At the outset of A Field Guide to Getting Lost, Rebecca Solnit explains how the book was inspired by a student bringing her an ancient koan: How will you go about finding that thing the nature of which is totally unknown to you? I don’t know that Solnit ever satisfactorily answers that question, unless the foggy, meandering book I discussed last week is itself her answer. (Which, appropriately, seems to be the author’s saying “get lost,” double entendre and all.) Unbeknownst to me, the other book I was reading contemporaneously to Solnit’s Guide was much more explicit in addressing the same question.
Edwin Abbott’s Flatland: A Romance of Many Dimensions is the story of a bunch of sentient, two-dimensional geometric shapes—weird, I know—and how one of them is finally enlightened to the existence of a third dimension, only to immediately be branded a lunatic by his society.
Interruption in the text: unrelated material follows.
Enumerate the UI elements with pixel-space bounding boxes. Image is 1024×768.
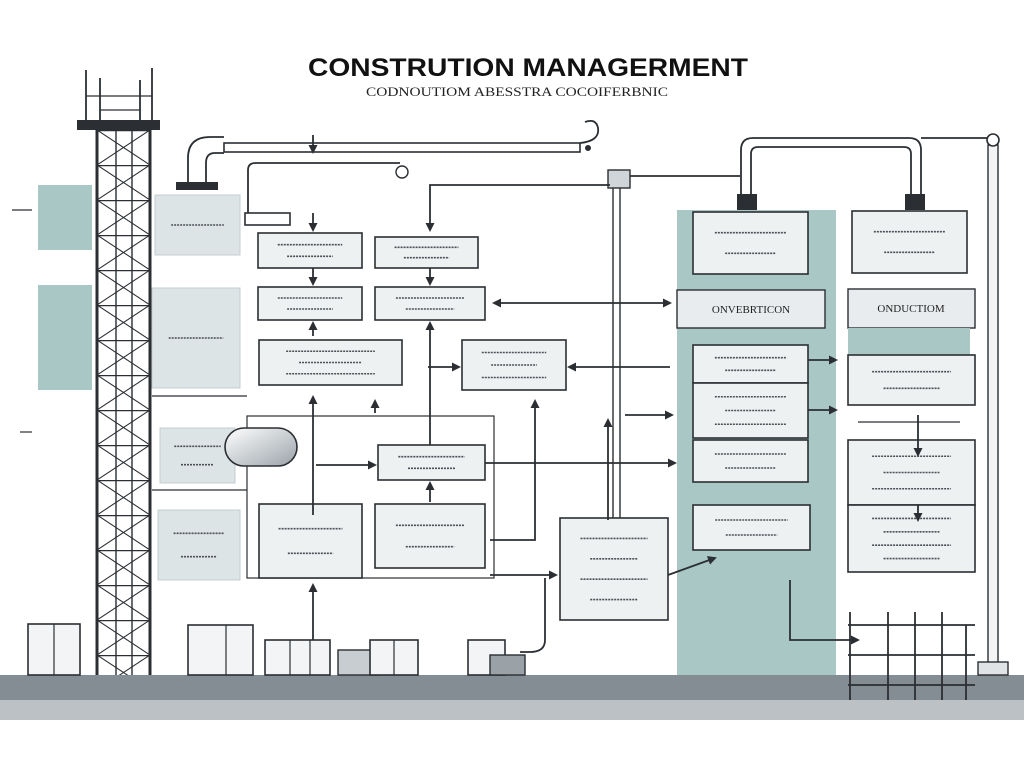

And who can blame them? You wouldn’t believe someone who came up to you shouting about a literally trans-dimensional being who just revealed an entirely new aspect of reality.

The revelation at the center of Flatland occurs after the two-dimensional protagonist does a Geometric Gulliver routine, meeting a one-dimensional being before meeting a three-dimensional one. In the former case, the protagonist is aware of a dimension that his companion can’t begin to fathom and so, in the latter case, he is able to extrapolate that initial experience out to understand that, just as the one-dimensional being’s blindness to the second dimension doesn’t preclude that dimension from existing, so too does his blindness to a third dimension not preclude such a dimension from being real.
It’s a clever combination of mathematics and storytelling and, more than the book’s satirical mockery of Victorian social norms, the lingering legacy of Abbott’s story is how it fosters critical thinking. And, as a writer, it tickles me that a book that is principally about math concludes that the true key to understanding is metaphor (or capital-A Analogy, in the book’s parlance) which is the tool of a writer, not a mathematician. Even in a land of talking triangles, a writer’s ability to communicate is central to an accurate understanding of the world.